Credo che questa citazione di Farrell riassuma perfettamente la situazione. “Nel mio libro ‘Nazi International’, cerco di mettere in evidenza che i nazisti del dopoguerra non erano solo piccoli gruppi di criminali di guerra rannicchiati e impauriti, riuniti in piccole comunità nell’America latina e altrove. Al contrario, erano organizzatissimi, ben finanziati, disponevano di una loro intelligence e continuavano le ricerca avviate durante la guerra”. Farrell, Marrs come anche Richard Hoagland denunciano un’influenza nazista ancora molto attiva del nazismo dietro le scene, negli Stati Uniti e in altri governi…

La filosofia del Terzo Reich non è mai morta, è diventata sotterranea. Esercita una grande influenza sulla NASA, come dimostra la nostra intervista con Richard Hoagland e quella più recente con Joseph Farrell. I nazisti portati in salvo negli Stati Uniti con l’operazione Paperclip potrebbero essere in parte responsabili dell’inizio di quello che definiamo “Il Programma Spaziale segreto…”. La tecnologia nazista, come la “Campana”, possono aver influenzato il primo sviluppo della free energy, la bomba atomica e i viaggi nel tempo, prima con il Philadelphia Experiment e poi con il Montauk. Jake Simpson è stato uno dei primi rivelatori ad averci riferito che lo stato attuale della tecnologia classificata è circa diecimila anni avanti rispetto al settore pubblico, e procede a velocità impressionanti.

Quindi, perché i controllori non hanno il controllo? Come ci disse Henry Deacon, esistono fazioni all’interno degli “strati della cipolla” – “la menzogna è diversa per ogni livello”, una frase che Richard Hoagland ha usato per descrivere i livelli di segretezza, su una base di need to know. Queste fazioni si battono l’una contro l’altra, sono estremamente disorganizzate e, sostanzialmente, la destra non sa cosa fa la sinistra. In base a testimonianza come quella di Dan Burisch, un microbiologo membro del MJ-12 che ha lavorato nell’Area 51 con un extraterrestre, un P-52 Orion di nome Chi’el’ah, c’è la fazione dei Rothschild, negli Illuminati e la fazione dei Rockefeller.

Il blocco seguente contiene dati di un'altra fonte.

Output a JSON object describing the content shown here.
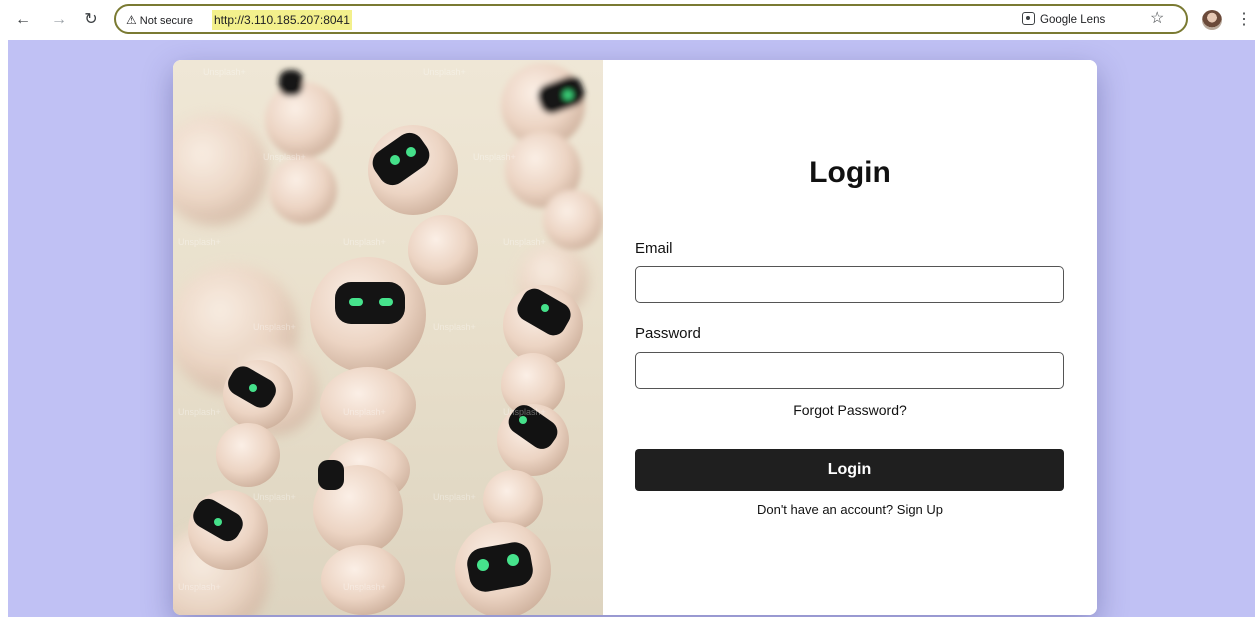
{
  "browser": {
    "security_label": "Not secure",
    "url": "http://3.110.185.207:8041",
    "lens_label": "Google Lens"
  },
  "colors": {
    "page_background": "#c0c1f4",
    "button_background": "#1f1f1f",
    "url_highlight": "#f3f08c"
  },
  "login": {
    "title": "Login",
    "email_label": "Email",
    "email_value": "",
    "password_label": "Password",
    "password_value": "",
    "forgot_password": "Forgot Password?",
    "submit_label": "Login",
    "signup_prompt": "Don't have an account? Sign Up"
  },
  "hero": {
    "watermark": "Unsplash+"
  }
}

A grandi linee corrispondono rispettivamente all’Europa vs gli Stati Uniti, ma sarebbe più appropriato fare una distinzione in base al culto di Satana di una parte, rispetto a quella che aderisce al cristianesimo. In un’intervista rilasciataci l’anno scorso, Leo Zagami ha parlato di divisioni nei ranghi e di lotte intestine. Lui stesso è stato un burattino nel loro gioco e quindi si è rifiutato di tornare con gli Illuminati. Secondo qualcuno, in realtà, non li avrebbe mai lasciati e ha simulato per seminare altro caos e disinformazione. Leo però ha ammesso di essere tormentato e ha riconosciuto di essere stato controllato.

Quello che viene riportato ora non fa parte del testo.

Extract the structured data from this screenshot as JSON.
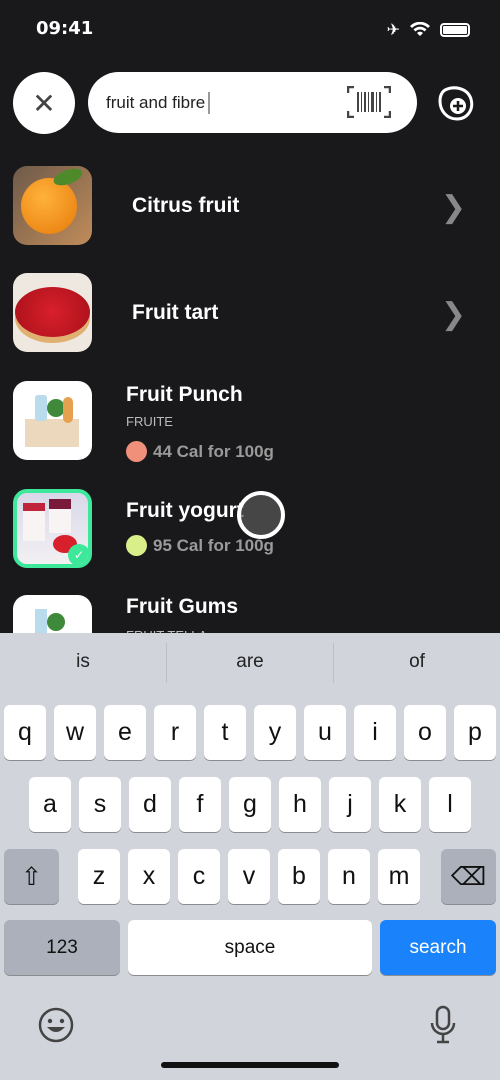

La battaglia è ancora in corso persino ai più alti livelli tra chi detiene il controllo. Questo riguarda anche il MJ-12 o Commitee of the Majority, uno dei più alti livelli di potere nell’ambito del complesso militare industriale, presumibilmente creato da Truman per gestire la questione ET. Il Majestic si è ramificato fino a diventare il potere dietro al governo in America ed è costituito da entrambe le fazioni degli Illuminati.
Secondo Dan Burisch (a sx) questo potere si estende, addirittura, in tutto il mondo.

Il Looking Glass, la tecnologia di derivazione aliena usata per vedere il futuro o, per meglio dire, per prevedere i possibili futuri – si è dimostrato in errore molte volte quest’anno, quando eventi come la presidenza degli Stati Uniti, in cui Hillary Clinton doveva essere eletta, non si sono verificati. Il risultato è stato la comprensione e il riconoscimento, secondo Dan, che quanto detto in precedenza non ha più valore e che la linea temporale in cui pensavamo di trovarci, non è quella che si sta manifestando. Ci stiamo evolvendo e scriviamo il nostro futuro man mano, e a quanto pare nessuno ha il controllo sugli eventi dei prossimi anni.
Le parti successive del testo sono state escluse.